Rowena B. Lohman received the 2013 Geodesy Section Award at the 2013 AGU Fall Meeting, held 9–13 December in San Francisco, Calif. The award is given in recognition of major advances in geodesy.
Citation
Rowena received her Ph.D. from the California Institute of Technology under the direction of Mark Simons, one of the pioneers in the relatively new field of satellite deformation imaging. In her own work, she has broken new ground by exploring the boundaries between geodesy and seismology. She has shown how the apparent disagreement between these two data types can provide novel insight into subsurface processes. For example, a discrepancy in seismic moment may indicate aseismic slip. Discrepancies in event locations can ferret out seismic mislocation biases with resulting improvement in global velocity models.
Another focus of Rowena’s activities has been the development of more rigorous techniques for placing geodetic constraints on the distribution of deformation sources (e.g., coseismic slip and volcanic inflation). Such techniques are crucial to exploiting the richness of interferometric synthetic aperture radar (InSAR) data. In addition to the issue of model regularization, Rowena has undertaken a rigorous consideration of the error budget in InSAR data, addressing the use of both the variances and, more importantly, the covariances intrinsic to the data.
Rowena is certainly not reluctant to venture into new realms, as shown by her exploration of the potential of InSAR to address problems as diverse as the distribution of vegetation canopy height, monitoring of subsurface carbon dioxide sequestration, and scrutiny of hydraulic fracking.
Rowena’s service to the geodetic community is as noteworthy as her research contributions. She has been remarkably generous with her time and effort, spending a great deal of energy on the activities of numerous organizations (UNAVCO, Western North American InSAR (WInSAR), Southern California Earthquake Center (SCEC), Earthscope, associate editor for Journal of Geophysical Research, and the initial science study group for the current L band synthetic aperture radar formulation).
The geodesy award is intended to recognize young scientists for important advances “in geodetic science, technology, applications, observations, or theory.” By any measure, professional or personal, Rowena is an exemplary recipient of the AGU Geodesy Section Award.
—LARRY D. BROWN, Cornell University, Ithaca, N.Y.Response
I am very honored to be this year’s recipient of the AGU Geodesy Section Award. I was fortunate to begin my academic career at a time when there was an explosion of new data types and computational resources. I have been very pleased to watch this trend continue, with the ongoing support of new InSAR missions worldwide and renewed interest in the democratization of access to this data.
When I began my graduate research, it still took several months to order individual SAR acquisitions; the advent of community-driven data archives such as WInSAR, GeoEarthscope, and the Supersites and their support by NASA, the National Science Foundation, the U.S. Geological Survey, and their international partners has simply revolutionized the field and has facilitated an explosion of techniques for ingesting InSAR time series and the extraction of progressively smaller signals from the data sets. This improved ease of access and the processing tutorials hosted by groups such as UNAVCO will hopefully encourage participation in the InSAR community by new users.

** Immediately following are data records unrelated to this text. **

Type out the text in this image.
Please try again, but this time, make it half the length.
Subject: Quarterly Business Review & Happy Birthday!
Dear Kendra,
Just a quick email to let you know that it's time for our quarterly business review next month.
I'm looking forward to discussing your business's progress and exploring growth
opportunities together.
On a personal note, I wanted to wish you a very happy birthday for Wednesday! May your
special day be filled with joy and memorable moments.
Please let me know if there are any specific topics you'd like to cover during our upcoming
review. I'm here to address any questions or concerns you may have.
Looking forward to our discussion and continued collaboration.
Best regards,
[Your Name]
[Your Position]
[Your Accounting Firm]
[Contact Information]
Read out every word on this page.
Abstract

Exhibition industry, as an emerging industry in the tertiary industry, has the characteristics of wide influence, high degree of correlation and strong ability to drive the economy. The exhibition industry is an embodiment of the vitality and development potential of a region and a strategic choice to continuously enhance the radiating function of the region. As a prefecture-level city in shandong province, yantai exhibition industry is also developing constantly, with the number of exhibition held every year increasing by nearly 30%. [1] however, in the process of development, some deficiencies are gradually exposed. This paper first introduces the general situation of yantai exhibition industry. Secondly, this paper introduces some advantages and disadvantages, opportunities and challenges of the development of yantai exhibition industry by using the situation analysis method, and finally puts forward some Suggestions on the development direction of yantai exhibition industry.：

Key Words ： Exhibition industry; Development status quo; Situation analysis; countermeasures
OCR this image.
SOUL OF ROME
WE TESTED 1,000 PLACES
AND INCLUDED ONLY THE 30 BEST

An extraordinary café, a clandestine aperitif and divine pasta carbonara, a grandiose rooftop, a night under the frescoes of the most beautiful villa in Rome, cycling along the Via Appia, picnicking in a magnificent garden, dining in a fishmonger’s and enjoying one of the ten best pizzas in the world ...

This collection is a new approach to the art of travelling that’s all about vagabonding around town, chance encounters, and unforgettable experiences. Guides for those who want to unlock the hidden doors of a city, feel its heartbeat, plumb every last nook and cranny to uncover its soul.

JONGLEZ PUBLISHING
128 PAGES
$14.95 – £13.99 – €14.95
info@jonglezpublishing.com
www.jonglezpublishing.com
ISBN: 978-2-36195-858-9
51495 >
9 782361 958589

We live in a time when we are bearing witness to rapid changes in land use on an unprecedented scale, including increases in resource extraction worldwide and growth of populations exposed to hazards (including landslides, volcanoes, earthquakes, and sea level rise). Geodesy will play a key role in the monitoring of these changes and can guide society’s response into the most fruitful avenues.
I benefitted greatly from the guidance of my graduate thesis advisor, Mark Simons, who encouraged me to think both about tectonic problems and the challenges (and opportunities) facing society today. I also thank my postdoctoral sponsors, including Jeff McGuire, Paul Lundgren, and Eric Fielding. My sincere hope is that I will have the opportunity to repay their efforts by supporting other early-career researchers in my turn.
—ROWENA B. LOHMAN, Cornell University, Ithaca, N.Y.